Remaining Goals and Challenges

Our ultimate goal for our project is to get the agent to swiftly move toward the enemy while taking the least amount of damage with the help and use of weapons, potions, and enchantment. At the time of this status report, we are only working on getting our agent to reach the enemy while not getting hit by the enemy. Our plans for the next few weeks is that if we can get our agent to get this baseline scenario down, we would hope to include the other aspects of weapons and potions.

We currently do not have a working version of the full A3C implementation. Instead of many asynchronous worker working at the same time, we currently just have one worker that is sole data provider to the global network. Our goal for the next 2-3 weeks would definitely be to complete the full implementation of the A3C algorithm with many workers instead of just one.

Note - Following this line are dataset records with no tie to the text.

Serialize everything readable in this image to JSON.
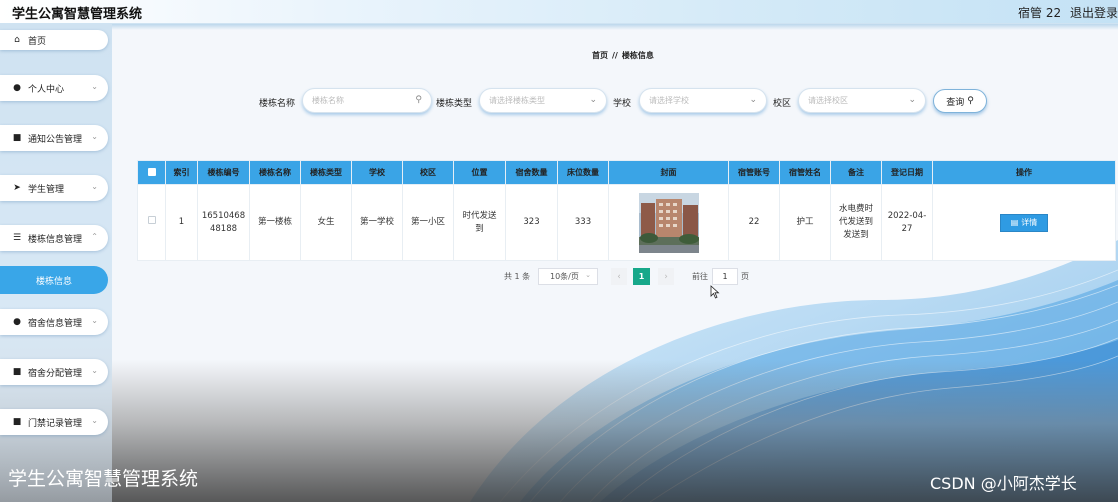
{
  "header": {
    "app_title": "学生公寓智慧管理系统",
    "user_role": "宿管 22",
    "logout_label": "退出登录"
  },
  "sidebar": {
    "items": [
      {
        "label": "首页",
        "icon": "home-icon"
      },
      {
        "label": "个人中心",
        "icon": "user-icon"
      },
      {
        "label": "通知公告管理",
        "icon": "grid-icon"
      },
      {
        "label": "学生管理",
        "icon": "send-icon"
      },
      {
        "label": "楼栋信息管理",
        "icon": "sliders-icon"
      },
      {
        "label": "宿舍信息管理",
        "icon": "user-icon"
      },
      {
        "label": "宿舍分配管理",
        "icon": "grid-icon"
      },
      {
        "label": "门禁记录管理",
        "icon": "grid-icon"
      }
    ],
    "active_sub": "楼栋信息"
  },
  "breadcrumb": {
    "home": "首页",
    "separator": "//",
    "current": "楼栋信息"
  },
  "search": {
    "name_label": "楼栋名称",
    "name_placeholder": "楼栋名称",
    "type_label": "楼栋类型",
    "type_placeholder": "请选择楼栋类型",
    "school_label": "学校",
    "school_placeholder": "请选择学校",
    "campus_label": "校区",
    "campus_placeholder": "请选择校区",
    "query_button": "查询"
  },
  "table": {
    "columns": [
      "索引",
      "楼栋编号",
      "楼栋名称",
      "楼栋类型",
      "学校",
      "校区",
      "位置",
      "宿舍数量",
      "床位数量",
      "封面",
      "宿管账号",
      "宿管姓名",
      "备注",
      "登记日期",
      "操作"
    ],
    "rows": [
      {
        "index": "1",
        "building_no": "1651046848188",
        "building_name": "第一楼栋",
        "building_type": "女生",
        "school": "第一学校",
        "campus": "第一小区",
        "location": "时代发送到",
        "dorm_count": "323",
        "bed_count": "333",
        "manager_account": "22",
        "manager_name": "护工",
        "remark": "水电费时代发送到发送到",
        "register_date": "2022-04-27",
        "action_label": "详情"
      }
    ]
  },
  "pagination": {
    "total_text": "共 1 条",
    "page_size": "10条/页",
    "current_page": "1",
    "goto_label": "前往",
    "goto_value": "1",
    "page_unit": "页"
  },
  "footer": {
    "title": "学生公寓智慧管理系统",
    "watermark": "CSDN @小阿杰学长"
  },
  "colors": {
    "accent": "#3aa4e6",
    "active_page": "#17a88a",
    "sidebar_active": "#39a6e8"
  }
}
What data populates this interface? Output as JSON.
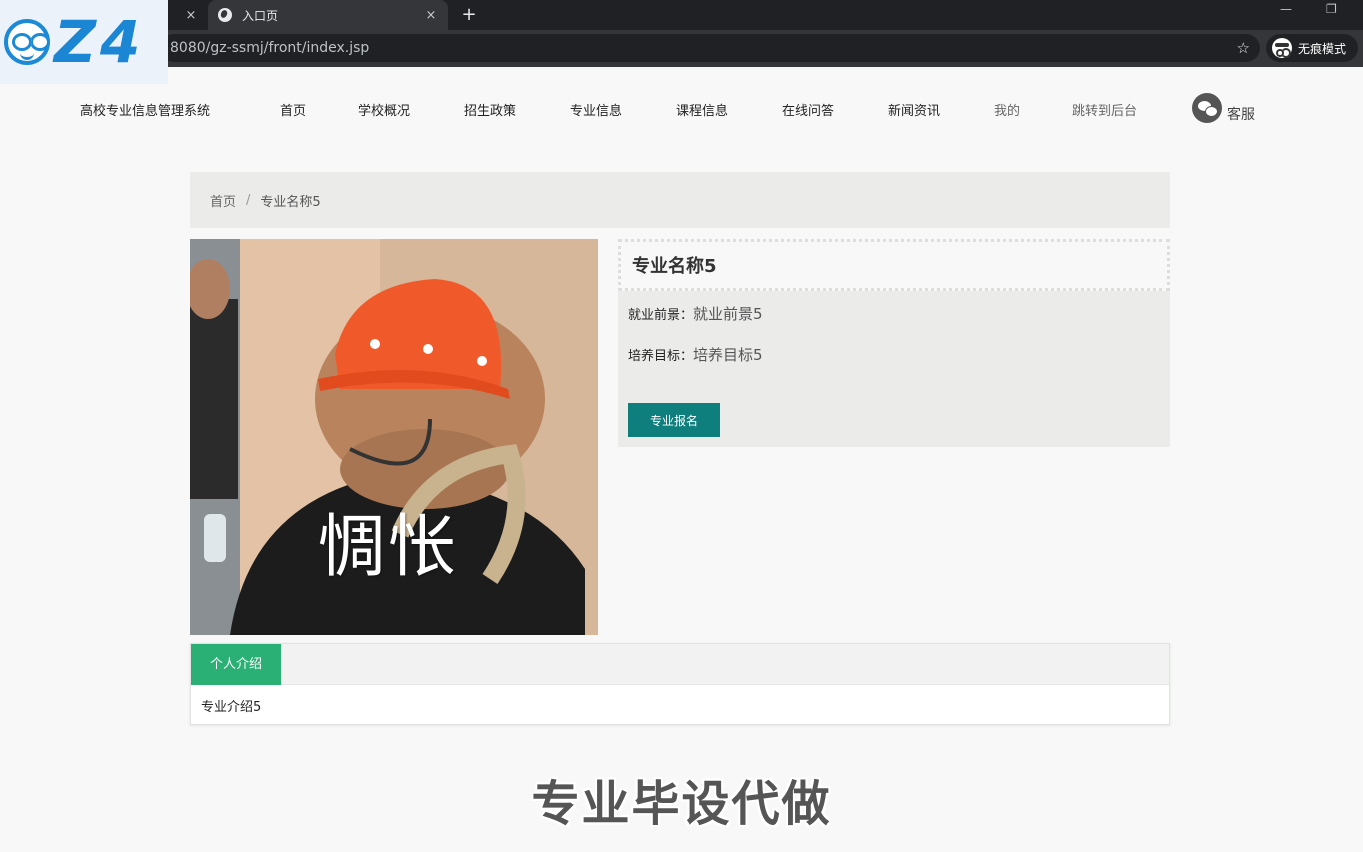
{
  "browser": {
    "tab_active_title": "入口页",
    "url": "8080/gz-ssmj/front/index.jsp",
    "incognito_label": "无痕模式",
    "new_tab_symbol": "+",
    "close_symbol": "×",
    "star_symbol": "☆"
  },
  "logo": {
    "text": "Z4"
  },
  "nav": {
    "brand": "高校专业信息管理系统",
    "items": [
      "首页",
      "学校概况",
      "招生政策",
      "专业信息",
      "课程信息",
      "在线问答",
      "新闻资讯",
      "我的",
      "跳转到后台"
    ],
    "service": "客服"
  },
  "breadcrumb": {
    "home": "首页",
    "separator": "/",
    "current": "专业名称5"
  },
  "photo": {
    "caption": "惆怅"
  },
  "detail": {
    "title": "专业名称5",
    "prospect_label": "就业前景：",
    "prospect_value": "就业前景5",
    "goal_label": "培养目标：",
    "goal_value": "培养目标5",
    "apply_button": "专业报名"
  },
  "intro": {
    "tab_label": "个人介绍",
    "content": "专业介绍5"
  },
  "watermark": "专业毕设代做",
  "colors": {
    "accent_teal": "#0f7f7e",
    "tab_green": "#2aaf74"
  }
}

Based on our experiences so far, some of the anticipated challenges that we might face for the next 2-3 weeks will be completing the A3C implementation with many worker instead of just one worker. Our current prototype only includes movement commands for our agent and does not include other external commands like potions and enchantments. Our goal at the end is to allow agents to have access to more than just movement commands and we anticipate that adding potions and enchantments will require configuring our algorithm.

Resources Used

Resources that were used in our project includes a technique called Asynchronous Advantage Actor Critic (A3C) algorithm in Tensorflow. Originally used in an environment for the game DOOM, we are trying to implement it into our Malmo environment. Links and information about A3C can be found on our home page.